Before the Club World Cup, García had made six senior appearances for Real without scoring, but he has now scored four goals in five games in the U.S, and also registered an assist, so he is grabbing his chance to impress.

García also scored 30 goals in 73 appearances for Castilla, who play in Spain's third tier, so he knows how to find the back of the net, but the Real first team is a serious step up from Castilla.

Yet at the Club World Cup, he has shown himself to be more than a squad filler. He can score goals, he has exceptional movement, great awareness, and, perhaps most importantly for recently-arrived coach Xabi Alonso, he works incredibly hard with and without the ball.

Alonso has publicly stated that he wants more of that from Mbappé, a player whose work-rate has always been nowhere near his talent level, and his faith in García during this tournament might just be a deliberate ploy to make Mbappé realize what he must add to his game.

Had Mbappé not been forced to miss Real's three group games after being hospitalized by acute gastroenteritis last month, García might have spent this tournament watching from the bench, getting only brief minutes at the end of games.

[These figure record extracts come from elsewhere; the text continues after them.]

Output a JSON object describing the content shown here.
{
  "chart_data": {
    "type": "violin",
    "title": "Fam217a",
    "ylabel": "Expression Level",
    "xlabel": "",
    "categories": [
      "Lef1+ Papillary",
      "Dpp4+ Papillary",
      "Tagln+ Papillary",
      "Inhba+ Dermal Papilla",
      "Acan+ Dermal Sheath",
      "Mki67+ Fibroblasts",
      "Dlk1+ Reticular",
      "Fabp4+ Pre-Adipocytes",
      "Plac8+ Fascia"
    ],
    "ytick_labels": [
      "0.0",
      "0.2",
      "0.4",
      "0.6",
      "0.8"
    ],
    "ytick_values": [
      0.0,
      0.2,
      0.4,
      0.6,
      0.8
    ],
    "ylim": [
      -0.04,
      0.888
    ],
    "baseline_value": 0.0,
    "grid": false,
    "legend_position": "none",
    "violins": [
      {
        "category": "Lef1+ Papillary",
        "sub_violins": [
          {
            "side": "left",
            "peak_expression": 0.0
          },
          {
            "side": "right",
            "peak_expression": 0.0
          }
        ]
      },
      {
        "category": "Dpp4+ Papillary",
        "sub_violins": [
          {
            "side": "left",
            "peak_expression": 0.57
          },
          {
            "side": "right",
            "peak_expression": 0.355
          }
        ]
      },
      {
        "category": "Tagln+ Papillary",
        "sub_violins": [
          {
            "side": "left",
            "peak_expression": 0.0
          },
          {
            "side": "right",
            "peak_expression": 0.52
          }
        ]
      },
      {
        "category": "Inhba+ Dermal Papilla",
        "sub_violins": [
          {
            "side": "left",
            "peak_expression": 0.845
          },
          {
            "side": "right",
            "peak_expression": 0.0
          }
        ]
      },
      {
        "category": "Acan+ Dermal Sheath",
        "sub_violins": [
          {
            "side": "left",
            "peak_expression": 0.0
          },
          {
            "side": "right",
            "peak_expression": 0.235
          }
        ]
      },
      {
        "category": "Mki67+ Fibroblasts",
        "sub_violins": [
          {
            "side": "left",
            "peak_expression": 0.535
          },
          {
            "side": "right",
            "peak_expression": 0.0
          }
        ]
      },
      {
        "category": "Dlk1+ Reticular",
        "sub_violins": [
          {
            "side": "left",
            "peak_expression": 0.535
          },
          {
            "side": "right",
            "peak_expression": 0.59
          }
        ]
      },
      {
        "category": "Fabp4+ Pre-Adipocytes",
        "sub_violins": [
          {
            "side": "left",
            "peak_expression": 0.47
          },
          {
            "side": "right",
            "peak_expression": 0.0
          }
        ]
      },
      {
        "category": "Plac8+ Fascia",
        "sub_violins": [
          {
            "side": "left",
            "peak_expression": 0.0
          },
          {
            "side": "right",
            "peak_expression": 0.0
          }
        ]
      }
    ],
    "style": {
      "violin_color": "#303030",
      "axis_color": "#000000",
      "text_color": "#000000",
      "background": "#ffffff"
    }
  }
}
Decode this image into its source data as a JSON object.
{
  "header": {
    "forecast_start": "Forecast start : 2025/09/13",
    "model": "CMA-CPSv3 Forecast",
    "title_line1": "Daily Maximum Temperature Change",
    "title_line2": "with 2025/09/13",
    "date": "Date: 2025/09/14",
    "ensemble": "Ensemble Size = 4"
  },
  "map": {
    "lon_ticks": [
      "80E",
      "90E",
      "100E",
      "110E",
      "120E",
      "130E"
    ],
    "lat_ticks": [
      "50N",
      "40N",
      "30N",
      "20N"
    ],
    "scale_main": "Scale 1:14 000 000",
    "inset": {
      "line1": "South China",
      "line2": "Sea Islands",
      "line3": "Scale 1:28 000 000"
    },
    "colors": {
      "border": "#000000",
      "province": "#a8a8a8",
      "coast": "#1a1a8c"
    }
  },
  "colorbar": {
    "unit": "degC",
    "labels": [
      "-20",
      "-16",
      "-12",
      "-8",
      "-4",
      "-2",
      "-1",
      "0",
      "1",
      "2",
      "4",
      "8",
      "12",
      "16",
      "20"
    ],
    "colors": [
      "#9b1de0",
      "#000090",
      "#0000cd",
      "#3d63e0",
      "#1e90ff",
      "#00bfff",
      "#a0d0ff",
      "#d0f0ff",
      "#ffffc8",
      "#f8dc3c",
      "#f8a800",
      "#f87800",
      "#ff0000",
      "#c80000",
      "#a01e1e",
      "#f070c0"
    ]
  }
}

But instead, he has clocked up 379 minutes from a possible 450 in five games and genuinely played his part. He has emerged as an unexpected star of the tournament.

He has some serious talent to compete with, however. Mbappé, Vini Jr., Rodrygo and Endrick, the Brazilian teenager, will all be in the mix for three attacking positions, so Alonso has a big decision to make when all are fit and available.

But from his performances in this competition, García will have seen his stock rise and there will now be a queue of clubs across Europe's big leagues who would gladly add him to their squad next season, either permanently or on loan.

So Real are in a win-win situation because García has made himself more valuable to the team on the pitch as well as to the club off it.

But with Alonso in charge and ready to stamp his authority on the squad, García might just have a future at Real that he wouldn't have had under previous coaches.